Será realizada nesta terça-feira em Brasília. As investigações remontam à época do governo militar brasileiro
“A subsidiária da Volkswagen no Brasil é responsável por graves violações de direitos humanos e crimes hediondos”, disse o procurador brasileiro Rafael Garcia Rodrigues à emissora pública alemã de televisão ARD.
“Estamos convencidos de que a Volkswagen reconhecerá sua responsabilidade e que um acordo será alcançado para que os trabalhadores daquela época sejam indenizados”, informou a reportagem da Agência DW.
Garcia coordena investigações sobre escravidão moderna em todo o Brasil desde 2015. E o Ministério Público do Trabalho (MPT) convocou pela primeira vez representantes da Volkswagen no Brasil para uma audiência nesta terça-feira (14), em Brasília. Trata-se de um possível acordo extrajudicial de indenização.
As investigações remontam à época do governo militar brasileiro (1964-1985). A convite dos generais, a Volkswagen comprou 140 mil hectares de terras na região amazônica em 1973. A Fazenda Vale do Rio Cristalino, conhecida como “Fazenda Volkswagen“, no município de Santana de Araguaia, no Pará, deveria abrir uma nova área de negócios para o grupo.
Uma montadora de automóveis que cria gado no meio da selva? O que hoje parece um projeto aventureiro fazia parte da estratégia de desenvolvimento nacional naquela época. A Volkswagen deveria contribuir para o desenvolvimento da floresta tropical brasileira e não apenas ganhar dinheiro com isso, mas também seguir o lema “integrar para não entregar” dos militares.
Grandes partes da propriedade tiveram que ser desmatadas para dar lugar à fazenda de gado da Volkswagen.
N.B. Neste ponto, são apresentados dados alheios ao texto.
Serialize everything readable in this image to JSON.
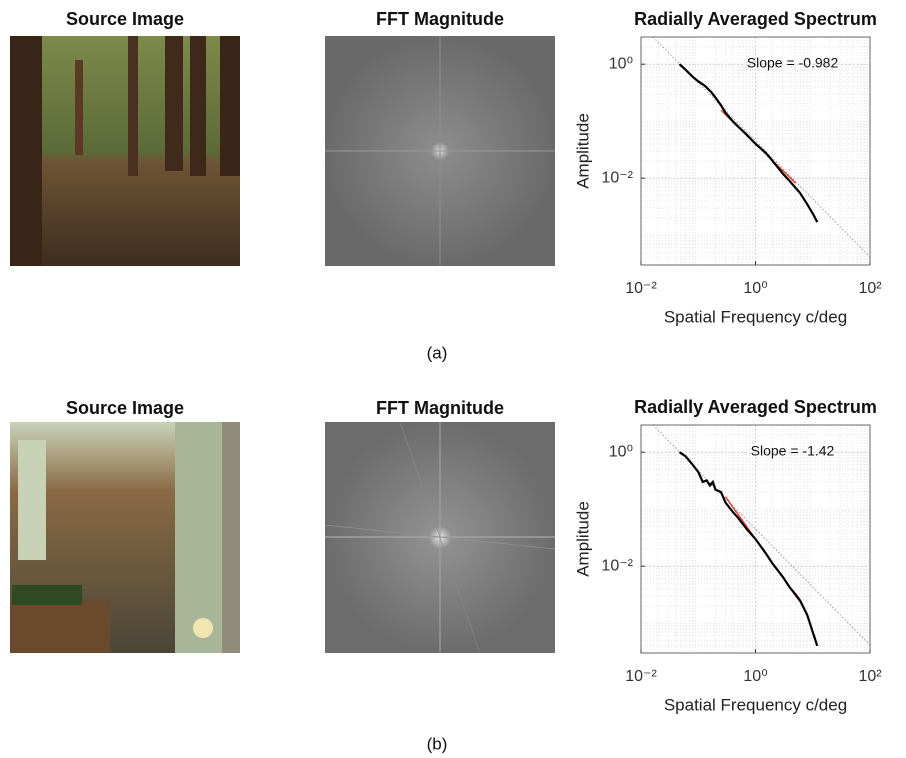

Para desmatar e fazer o pasto no local, a fazenda contratou “gatos” – como eram chamados os empreiteiros – para recrutar trabalhadores temporários nas aldeias remotas da região e transportá-los para a fazenda.
Mas em vez dos empregos lucrativos prometidos, os empregados temporários eram obrigados a trabalhar para pagar supostas dívidas, sofriam violência e eram ameaçados, além de serem impedidos de deixar a região.
“Na fazenda só se comprava comida a preços absurdamente altos”, lembra o ex-trabalhador José Pereira. “Quando limpamos os primeiros 100 hectares, tínhamos muitas dívidas com os recrutadores de mão de obra. Um deles disse: ‘Você quer ir embora? Não! Agora você tem que pagar suas dívidas’.”
José Pereira e seus colegas são testemunhas-chave na investigação do Ministério Público do Trabalho (MPT) sobre a Volkswagen. Eles contam que foram amarrados após tentativas de fuga, trabalharam sob a mira de armas e até mesmo sobre mortes no local.
“Se alguém tentasse fugir, os guardas vinham atrás e atiravam”, relata Pereira. “Eles espancaram aqueles que escaparam. Na rua, nos barracos, todo mundo viu.”
A escravidão moderna ainda prevalece
Quase 40 anos após o fim da ditadura militar, a Comissão Pastoral da Terra (CPT) ainda luta contra as condições de trabalho escravo contemporâneo no país.
“O trabalho escravo contemporâneo é uma realidade em todos os estados do Brasil, no campo e na cidade”, afirmou a CPT num comunicado. “Desde 1995, mais de 58 mil pessoas foram resgatadas de condições degradantes de trabalho, da servidão por dívidas, do trabalho forçado e de jornadas exaustivas.”
Para o ex-gerente da fazenda Friedrich Brügger, as alegações de escravidão moderna na fazenda da Volkswagen são “um completo absurdo“. Ao programa Weltspiegel, da emissora pública alemã de televisão ARD, ele disse: “Isso é um absurdo. Como se não houvesse nada mais importante hoje do que melhorar o passado.”
O agrônomo suíço começou a administrar a fazenda em 1974, onde permaneceu por 12 anos. Em 1986, a Volkswagen vendeu a fazenda porque o negócio deixou de ser lucrativo. Brügger voltou à Suíça depois de 40 anos no Brasil.